Page 1: [1,2,3,4,5],
Page 2: [item_1,item_2,item_3,item_4,item_5],
Page 3: [gaming,gaming,biking,surfing,biking],
Page 4: [10,20,30,40,50],
Page 5: ['2021-10-02 00:00:00','2021-10-02 01:00:00','2021-10-02 02:00:00','2021-10-02 03:00:00','2021-10-02 04:00:00'],
Page 6: ['2021-11-02 13:00:00','2021-11-02 14:00:00','2021-11-02 15:00:00','2021-11-02 16:00:00','2021-11-02 17:00:00']

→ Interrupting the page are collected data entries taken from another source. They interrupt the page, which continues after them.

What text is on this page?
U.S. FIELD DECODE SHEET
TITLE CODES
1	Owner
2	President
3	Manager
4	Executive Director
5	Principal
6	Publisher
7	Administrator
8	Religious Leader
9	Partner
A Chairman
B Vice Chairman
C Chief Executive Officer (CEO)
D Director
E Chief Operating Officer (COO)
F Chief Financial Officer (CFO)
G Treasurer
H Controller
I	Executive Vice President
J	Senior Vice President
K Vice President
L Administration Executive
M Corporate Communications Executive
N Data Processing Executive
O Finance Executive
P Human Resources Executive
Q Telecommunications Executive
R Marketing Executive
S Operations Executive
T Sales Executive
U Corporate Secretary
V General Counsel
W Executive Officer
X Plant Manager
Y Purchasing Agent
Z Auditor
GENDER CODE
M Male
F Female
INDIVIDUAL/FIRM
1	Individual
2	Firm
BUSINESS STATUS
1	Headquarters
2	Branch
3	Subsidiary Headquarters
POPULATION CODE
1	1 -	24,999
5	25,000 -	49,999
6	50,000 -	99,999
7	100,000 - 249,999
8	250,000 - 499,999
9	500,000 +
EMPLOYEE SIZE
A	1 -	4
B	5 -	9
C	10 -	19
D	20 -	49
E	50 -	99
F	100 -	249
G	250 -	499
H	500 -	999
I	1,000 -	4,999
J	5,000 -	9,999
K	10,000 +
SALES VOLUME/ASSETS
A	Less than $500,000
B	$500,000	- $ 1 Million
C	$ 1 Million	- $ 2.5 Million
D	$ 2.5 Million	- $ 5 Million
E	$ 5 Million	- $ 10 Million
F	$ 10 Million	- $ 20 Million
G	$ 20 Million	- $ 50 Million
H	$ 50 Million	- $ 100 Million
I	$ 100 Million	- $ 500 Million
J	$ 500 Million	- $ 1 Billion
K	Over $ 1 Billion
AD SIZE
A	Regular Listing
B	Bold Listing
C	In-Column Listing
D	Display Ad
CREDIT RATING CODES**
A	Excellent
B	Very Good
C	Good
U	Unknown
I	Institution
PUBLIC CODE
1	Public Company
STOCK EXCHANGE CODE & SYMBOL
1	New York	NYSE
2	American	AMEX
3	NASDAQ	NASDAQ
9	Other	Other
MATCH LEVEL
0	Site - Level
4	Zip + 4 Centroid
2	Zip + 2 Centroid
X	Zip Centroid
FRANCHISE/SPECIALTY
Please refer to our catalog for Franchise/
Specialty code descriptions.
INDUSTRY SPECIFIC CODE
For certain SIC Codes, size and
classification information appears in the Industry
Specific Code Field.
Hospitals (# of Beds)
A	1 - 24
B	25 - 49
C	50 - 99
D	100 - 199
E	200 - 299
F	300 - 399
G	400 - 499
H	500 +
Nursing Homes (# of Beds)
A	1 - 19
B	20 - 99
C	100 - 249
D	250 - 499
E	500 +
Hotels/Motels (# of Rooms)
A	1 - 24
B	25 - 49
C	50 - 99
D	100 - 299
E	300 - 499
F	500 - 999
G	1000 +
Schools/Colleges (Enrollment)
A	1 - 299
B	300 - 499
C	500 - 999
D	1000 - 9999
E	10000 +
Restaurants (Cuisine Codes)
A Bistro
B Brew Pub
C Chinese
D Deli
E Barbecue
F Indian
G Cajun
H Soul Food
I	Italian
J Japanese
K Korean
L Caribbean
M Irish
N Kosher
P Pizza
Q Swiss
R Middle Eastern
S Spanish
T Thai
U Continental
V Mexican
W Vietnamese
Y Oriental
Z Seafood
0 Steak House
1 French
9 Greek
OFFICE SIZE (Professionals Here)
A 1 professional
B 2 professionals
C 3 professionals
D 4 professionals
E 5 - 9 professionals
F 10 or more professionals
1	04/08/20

Let’s see how a simple analytical query will be executed.
SELECT item_type,
SUM(price) total_price
FROM items
GROUP BY item_type;
In a row-oriented database
- All the pages will need to be loaded into memory
- Sum
price
column for the sameitem_type
values
In a column-oriented database
- Only pages 3 and 4 will need to be loaded into memory. The information on pages 3 and 4, including item_type and total_price, will be encoded in the column-oriented file and also stored in an OLTP called metadata db.
- Sum
price
column for the sameitem_type
values
As you can see from this approach, we only need to read 2 pages in a column-oriented database, compared to 5 pages in a row-oriented database. In addition to this, a column-oriented database also provides
- Better compression, as similar data types follow each other and can be compressed more efficiently.
- Vectorized processing
All of these features make a column-oriented database an excellent choice for storing and analyzing large amounts of data.